Stop honking. Stop blocking. Stop insulting. Stop trying to crush others to climb for yourself a little bit higher onto the pile.

Instead, elevate someone else’s opinion, even for just a moment. Clear a path so someone else can climb a step up. Complement a friend and give a stranger a boost. Think what would happen if we all did that.

One million people might feel less like a crowd and more like a community.

The Mystery of Big Island (Part Two)

Almost three months ago to this day, readers, I introduced you to a local puzzle that I was hoping to solve. Big Island, to catch you up, is a modest chunk of river valley wilderness with a backstory that both intrigued the explorer in me and piqued the curious pathfinder that lives in the uncaged corners of my soul.

I live a short(ish) walk from the winding North Saskatchewan River, a silty mountain-fed prairie waterway that snakes its way across the province and bisects the city in which I live.

If you recall, the city leaders have built policy around the idea of preserving what they term a “ribbon of green” that is our river valley. They do this as a system of trails and public parks rivaling the accessible and recreational natural areas of most cities around the world. In fact, many locals often use the comparison to NYC’s Central Park of which Edmonton’s river valley is approximately twenty-two times the size, but spread across nearly fifty kilometers of riverbanks. Of course, preserving a public green space in the middle of Manhattan is a whole different scale of forethought compared to us just avoiding putting some suburban houses on the unpredictable steep cliffs and sandy soil sides of a prairie river, but don’t say that too loudly if you come to visit our river trails.

I’ve had it in my head to explore south of this preserved system and beyond the city borders, particularly so when I learned that a few kilometers past the so-called “end of the trail” is an oxbow formation in the land, a place where the river once sharply bent and carved off a little bubble of land but has long since shortcut and left a quasi-island nestled into the edge of the same river valley.

I’ve got maps and diagrams to explain all this in part one, and it is where I also explain that this little oxbow island, named Big Island, has a long secret local history and is now slated to become officially protected with a provincial park designation.

All this, and yet no one really knows how to get there.

Of Adventure Runs

Having discovered that such a mystery exists, I got it into my head to find a way to visit.

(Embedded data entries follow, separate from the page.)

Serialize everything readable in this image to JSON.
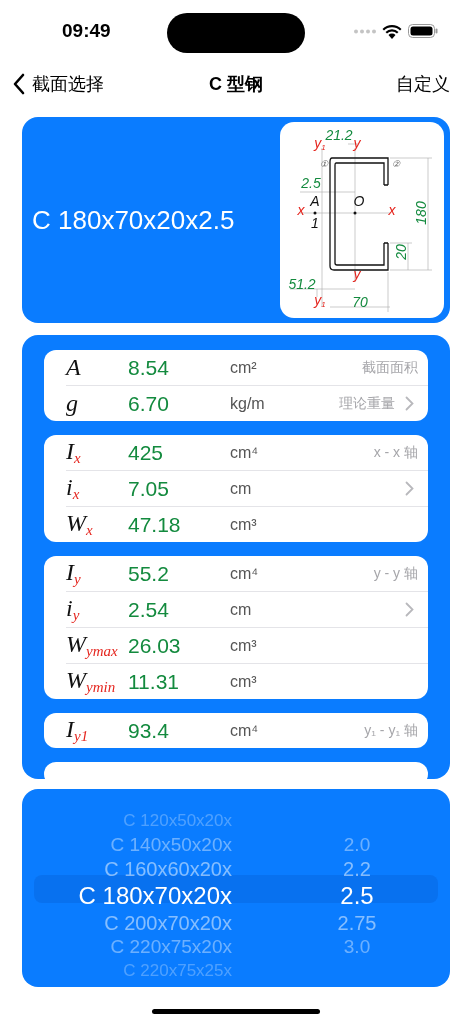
{
  "status_bar": {
    "time": "09:49"
  },
  "nav": {
    "back": "截面选择",
    "title": "C 型钢",
    "action": "自定义"
  },
  "section": {
    "name": "C 180x70x20x2.5",
    "diagram": {
      "labels": [
        {
          "kind": "dimension",
          "text": "21.2"
        },
        {
          "kind": "axis",
          "text": "y",
          "sub": "1"
        },
        {
          "kind": "axis",
          "text": "y"
        },
        {
          "kind": "marker",
          "text": "①"
        },
        {
          "kind": "marker",
          "text": "②"
        },
        {
          "kind": "dimension",
          "text": "2.5"
        },
        {
          "kind": "point",
          "text": "A"
        },
        {
          "kind": "point",
          "text": "O"
        },
        {
          "kind": "axis",
          "text": "x"
        },
        {
          "kind": "axis",
          "text": "x"
        },
        {
          "kind": "point",
          "text": "1"
        },
        {
          "kind": "dimension",
          "text": "180"
        },
        {
          "kind": "dimension",
          "text": "20"
        },
        {
          "kind": "axis",
          "text": "y"
        },
        {
          "kind": "dimension",
          "text": "51.2"
        },
        {
          "kind": "axis",
          "text": "y",
          "sub": "1"
        },
        {
          "kind": "dimension",
          "text": "70"
        }
      ]
    }
  },
  "groups": [
    {
      "rows": [
        {
          "symbol": "A",
          "value": "8.54",
          "unit": "cm²",
          "note": "截面面积",
          "chevron": false
        },
        {
          "symbol": "g",
          "value": "6.70",
          "unit": "kg/m",
          "note": "理论重量",
          "chevron": true
        }
      ]
    },
    {
      "rows": [
        {
          "symbol": "I",
          "sub": "x",
          "value": "425",
          "unit": "cm⁴",
          "note": "x - x 轴",
          "chevron": false
        },
        {
          "symbol": "i",
          "sub": "x",
          "value": "7.05",
          "unit": "cm",
          "chevron": true
        },
        {
          "symbol": "W",
          "sub": "x",
          "value": "47.18",
          "unit": "cm³",
          "chevron": false
        }
      ]
    },
    {
      "rows": [
        {
          "symbol": "I",
          "sub": "y",
          "value": "55.2",
          "unit": "cm⁴",
          "note": "y - y 轴",
          "chevron": false
        },
        {
          "symbol": "i",
          "sub": "y",
          "value": "2.54",
          "unit": "cm",
          "chevron": true
        },
        {
          "symbol": "W",
          "sub": "ymax",
          "value": "26.03",
          "unit": "cm³",
          "chevron": false
        },
        {
          "symbol": "W",
          "sub": "ymin",
          "value": "11.31",
          "unit": "cm³",
          "chevron": false
        }
      ]
    },
    {
      "rows": [
        {
          "symbol": "I",
          "sub": "y1",
          "value": "93.4",
          "unit": "cm⁴",
          "note": "y₁ - y₁ 轴",
          "chevron": false
        }
      ]
    }
  ],
  "picker": {
    "sizes": [
      {
        "text": "C 120x50x20x",
        "selected": false
      },
      {
        "text": "C 140x50x20x",
        "selected": false
      },
      {
        "text": "C 160x60x20x",
        "selected": false
      },
      {
        "text": "C 180x70x20x",
        "selected": true
      },
      {
        "text": "C 200x70x20x",
        "selected": false
      },
      {
        "text": "C 220x75x20x",
        "selected": false
      },
      {
        "text": "C 220x75x25x",
        "selected": false
      }
    ],
    "thicknesses": [
      {
        "text": "2.0",
        "selected": false
      },
      {
        "text": "2.2",
        "selected": false
      },
      {
        "text": "2.5",
        "selected": true
      },
      {
        "text": "2.75",
        "selected": false
      },
      {
        "text": "3.0",
        "selected": false
      }
    ]
  }
}
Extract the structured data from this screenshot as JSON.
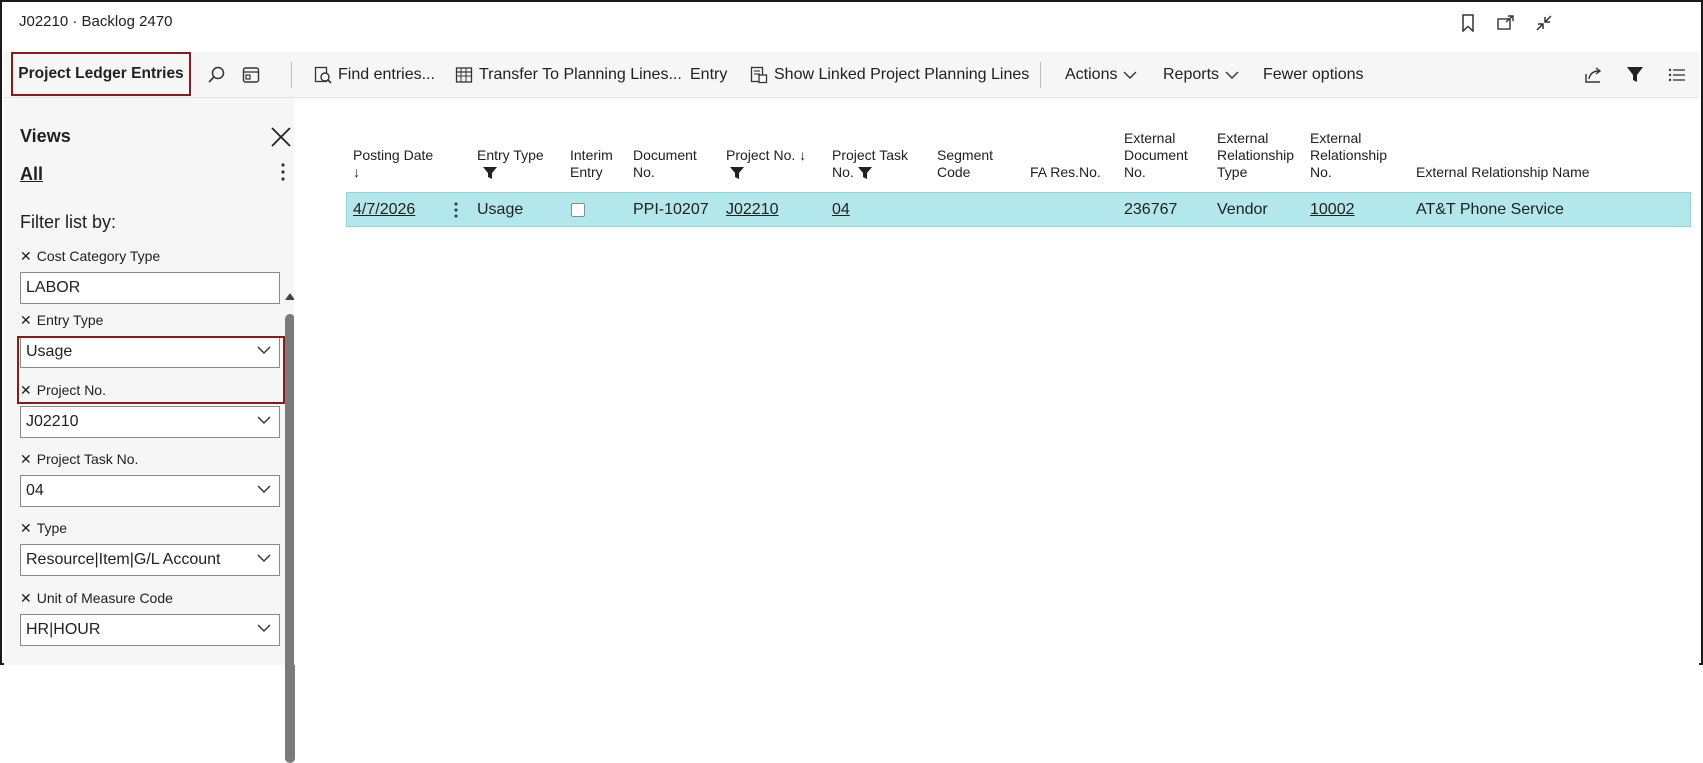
{
  "window": {
    "title": "J02210 · Backlog 2470"
  },
  "actionbar": {
    "page_caption": "Project Ledger Entries",
    "find_entries": "Find entries...",
    "transfer": "Transfer To Planning Lines...",
    "entry": "Entry",
    "show_linked": "Show Linked Project Planning Lines",
    "actions": "Actions",
    "reports": "Reports",
    "fewer_options": "Fewer options"
  },
  "filterpane": {
    "views_title": "Views",
    "views_all": "All",
    "filter_by": "Filter list by:",
    "filters": [
      {
        "label": "Cost Category Type",
        "value": "LABOR"
      },
      {
        "label": "Entry Type",
        "value": "Usage"
      },
      {
        "label": "Project No.",
        "value": "J02210"
      },
      {
        "label": "Project Task No.",
        "value": "04"
      },
      {
        "label": "Type",
        "value": "Resource|Item|G/L Account"
      },
      {
        "label": "Unit of Measure Code",
        "value": "HR|HOUR"
      }
    ]
  },
  "grid": {
    "headers": {
      "posting_date_1": "Posting Date",
      "posting_date_2": "↓",
      "entry_type": "Entry Type",
      "interim_1": "Interim",
      "interim_2": "Entry",
      "document_1": "Document",
      "document_2": "No.",
      "project_no": "Project No. ↓",
      "project_task_1": "Project Task",
      "project_task_2": "No.",
      "segment_1": "Segment",
      "segment_2": "Code",
      "fa_res": "FA Res.No.",
      "ext_doc_1": "External",
      "ext_doc_2": "Document",
      "ext_doc_3": "No.",
      "ext_rel_type_1": "External",
      "ext_rel_type_2": "Relationship",
      "ext_rel_type_3": "Type",
      "ext_rel_no_1": "External",
      "ext_rel_no_2": "Relationship",
      "ext_rel_no_3": "No.",
      "ext_rel_name": "External Relationship Name"
    },
    "rows": [
      {
        "posting_date": "4/7/2026",
        "entry_type": "Usage",
        "interim_entry": false,
        "document_no": "PPI-10207",
        "project_no": "J02210",
        "project_task_no": "04",
        "segment_code": "",
        "fa_res_no": "",
        "external_document_no": "236767",
        "external_relationship_type": "Vendor",
        "external_relationship_no": "10002",
        "external_relationship_name": "AT&T Phone Service"
      }
    ]
  },
  "colors": {
    "selected_row": "#b2e7ec",
    "highlight_border": "#8b1a1a"
  }
}
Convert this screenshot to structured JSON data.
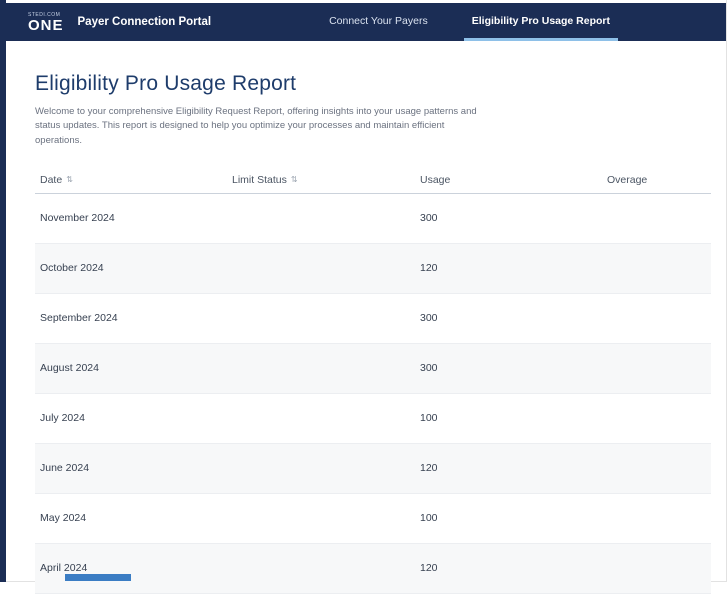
{
  "navbar": {
    "logo_small": "STEDI.COM",
    "logo_main": "ONE",
    "app_title": "Payer Connection Portal",
    "nav_items": [
      {
        "label": "Connect Your Payers",
        "active": false
      },
      {
        "label": "Eligibility Pro Usage Report",
        "active": true
      }
    ]
  },
  "page": {
    "title": "Eligibility Pro Usage Report",
    "description": "Welcome to your comprehensive Eligibility Request Report, offering insights into your usage patterns and status updates. This report is designed to help you optimize your processes and maintain efficient operations."
  },
  "icons": {
    "sort": "⇅"
  },
  "colors": {
    "navbar_bg": "#1b2d55",
    "active_tab_underline": "#8ec0e8",
    "title_text": "#1e3c6b",
    "body_text": "#6b7280",
    "row_alt_bg": "#f7f8f9",
    "bottom_bar": "#3b7dc4"
  },
  "table": {
    "columns": [
      {
        "label": "Date",
        "sortable": true
      },
      {
        "label": "Limit Status",
        "sortable": true
      },
      {
        "label": "Usage",
        "sortable": false
      },
      {
        "label": "Overage",
        "sortable": false
      }
    ],
    "rows": [
      {
        "date": "November 2024",
        "limit_status": "",
        "usage": "300",
        "overage": ""
      },
      {
        "date": "October 2024",
        "limit_status": "",
        "usage": "120",
        "overage": ""
      },
      {
        "date": "September 2024",
        "limit_status": "",
        "usage": "300",
        "overage": ""
      },
      {
        "date": "August 2024",
        "limit_status": "",
        "usage": "300",
        "overage": ""
      },
      {
        "date": "July 2024",
        "limit_status": "",
        "usage": "100",
        "overage": ""
      },
      {
        "date": "June 2024",
        "limit_status": "",
        "usage": "120",
        "overage": ""
      },
      {
        "date": "May 2024",
        "limit_status": "",
        "usage": "100",
        "overage": ""
      },
      {
        "date": "April 2024",
        "limit_status": "",
        "usage": "120",
        "overage": ""
      }
    ]
  }
}
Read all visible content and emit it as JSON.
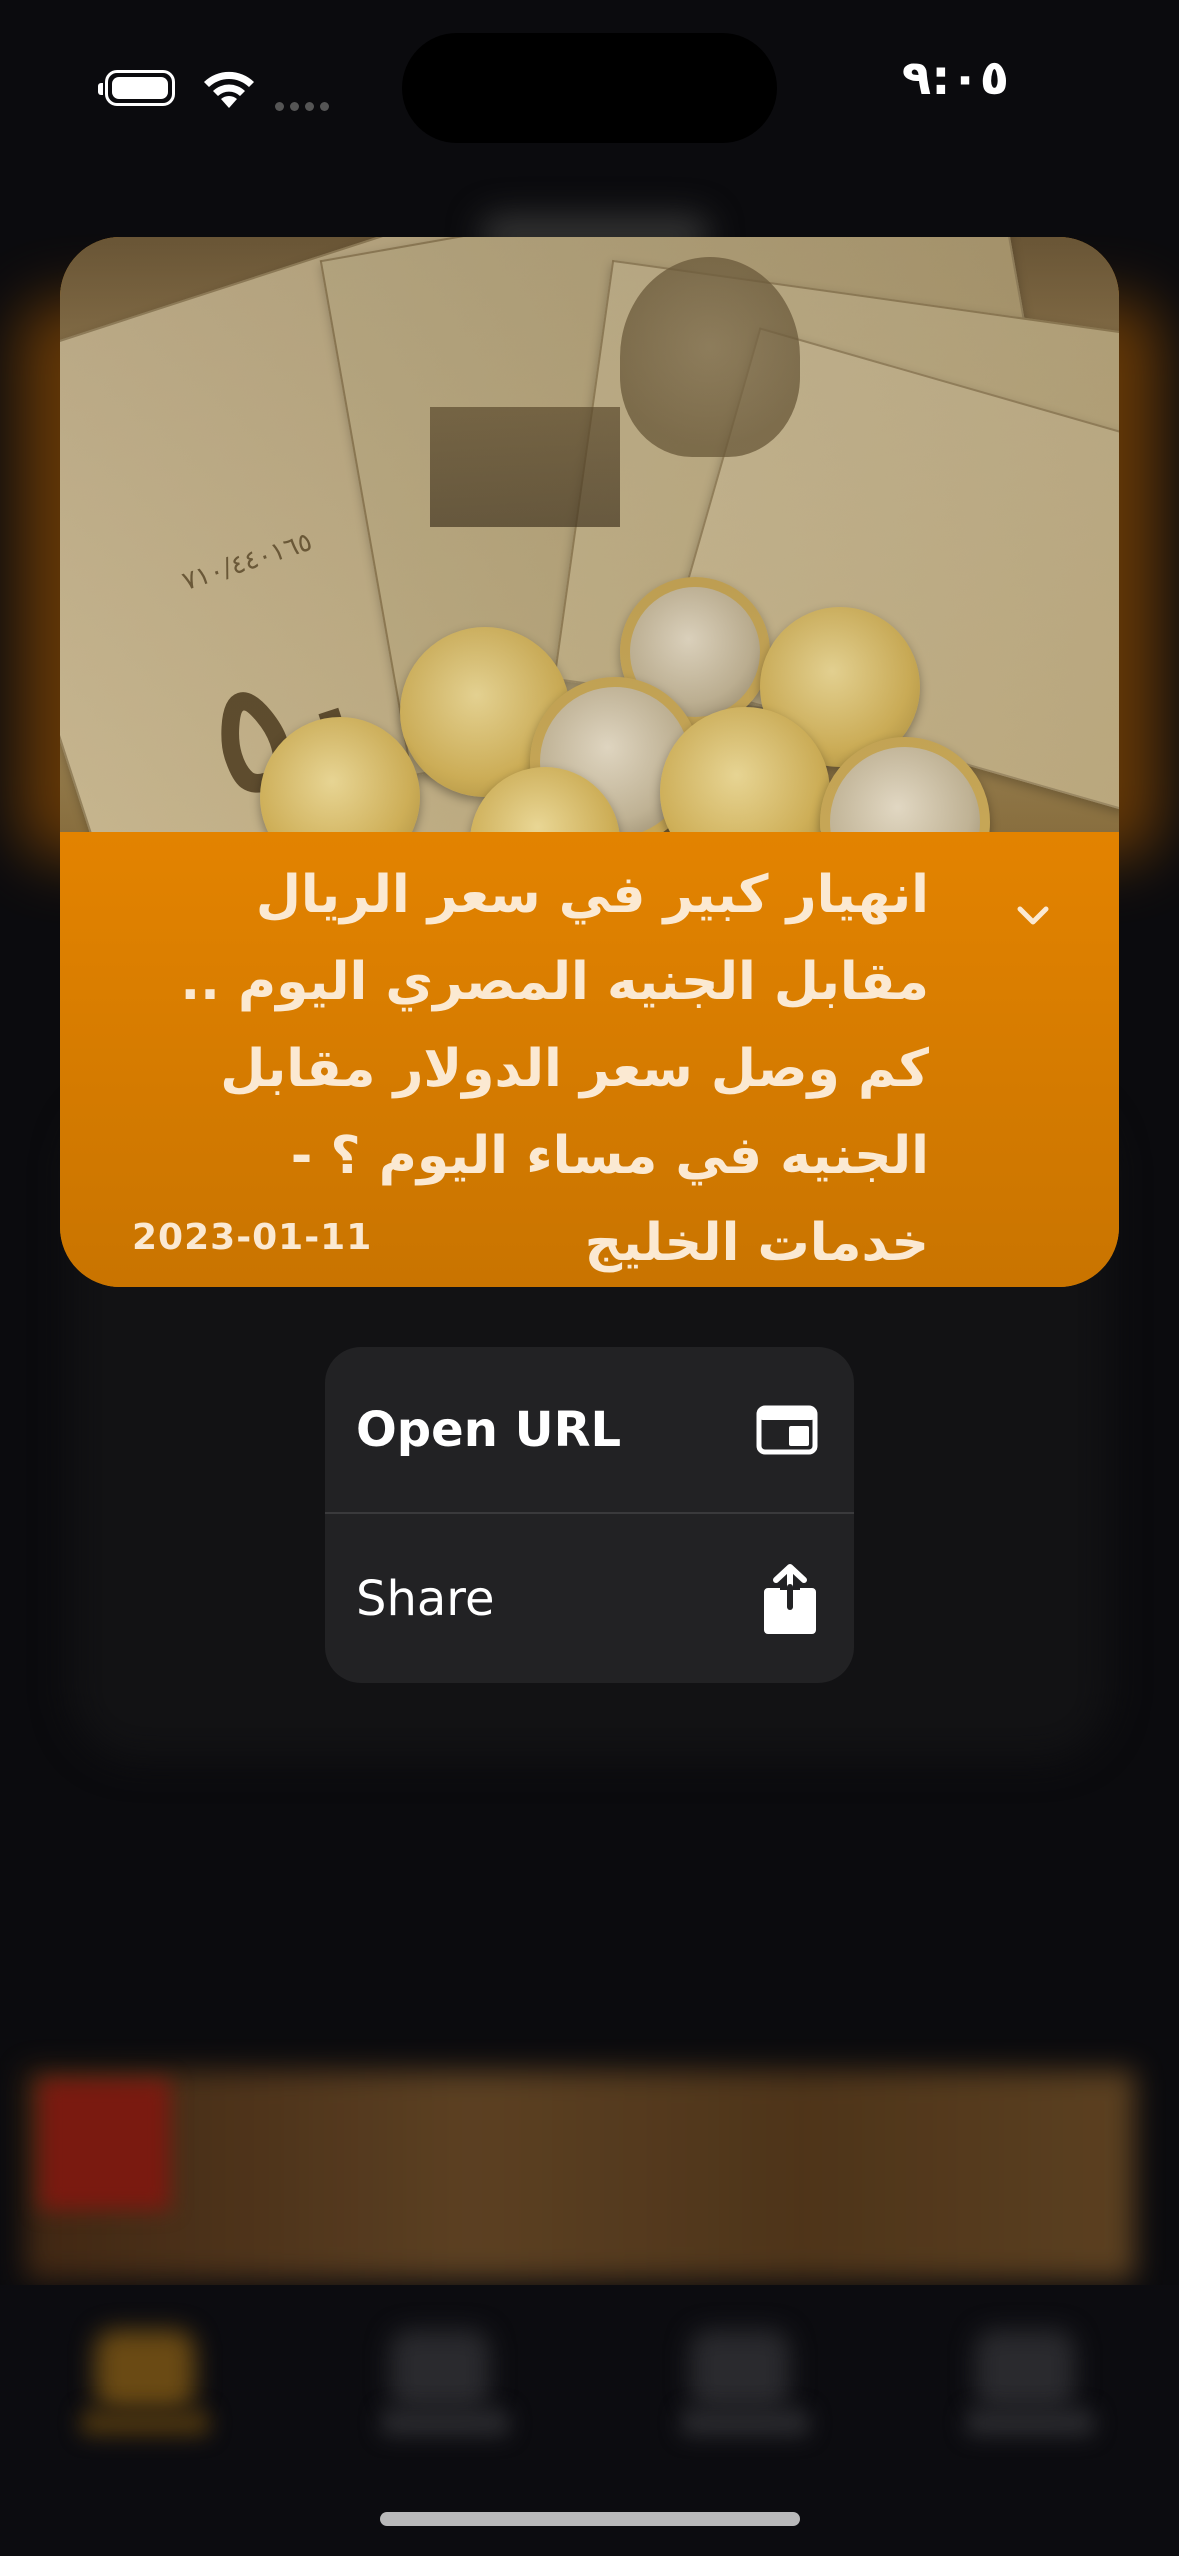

This past Wednesday evening I proposed an adventure to my running crew. Each Wednesday over the summer, after all, we meet to do an exploration run of some bit of local trail that few of us have previously visited. I asked, with couched expectations, if anyone was interested in trying to find a trail to Big Island.

There were five of us who broke from the even, clear asphalt shortly after seven that evening, and climbed into a narrow stretch of single-track trail leading into the river valley woods along a route I’d often seen but never travelled.

The heat was still lingering with a sweltering, humid hot that made the rolling trails even more of a challenge than they should have been. Yet, the rough trail, unchecked by anyone but the more hardcore of local adventurers, was mere scrambles of dirt and roots and bits of low vegetation swatting our ankles as we ran by trying not to trip or stumble down a steep bit of path and often grabbing onto trees or branches to keep from a fall.

This path towards Big Island was not well-worn.

And in fact, this turned out to not be a path to Big Island at all.

With our phones in hand we plotted our location in the GPS map comparing our real time adventure to a satellite map of our intended destination. We estimated that at our nearest we were merely five hundred meters away from the shores of Big Island. But the path degraded into near non-existence, become a dense shrub-lined fox run at best, and at worst an anthill-infested maze not intended for a bunch of ill prepared runners in running shorts on a weekday evening schedule.

We turned back, unable to reach our destination on the first attempt, everyone a bit disappointed but beyond fine with the adventure and attempt. Meanwhile I secretly plotted how part three of this mystery might unfold. Someday.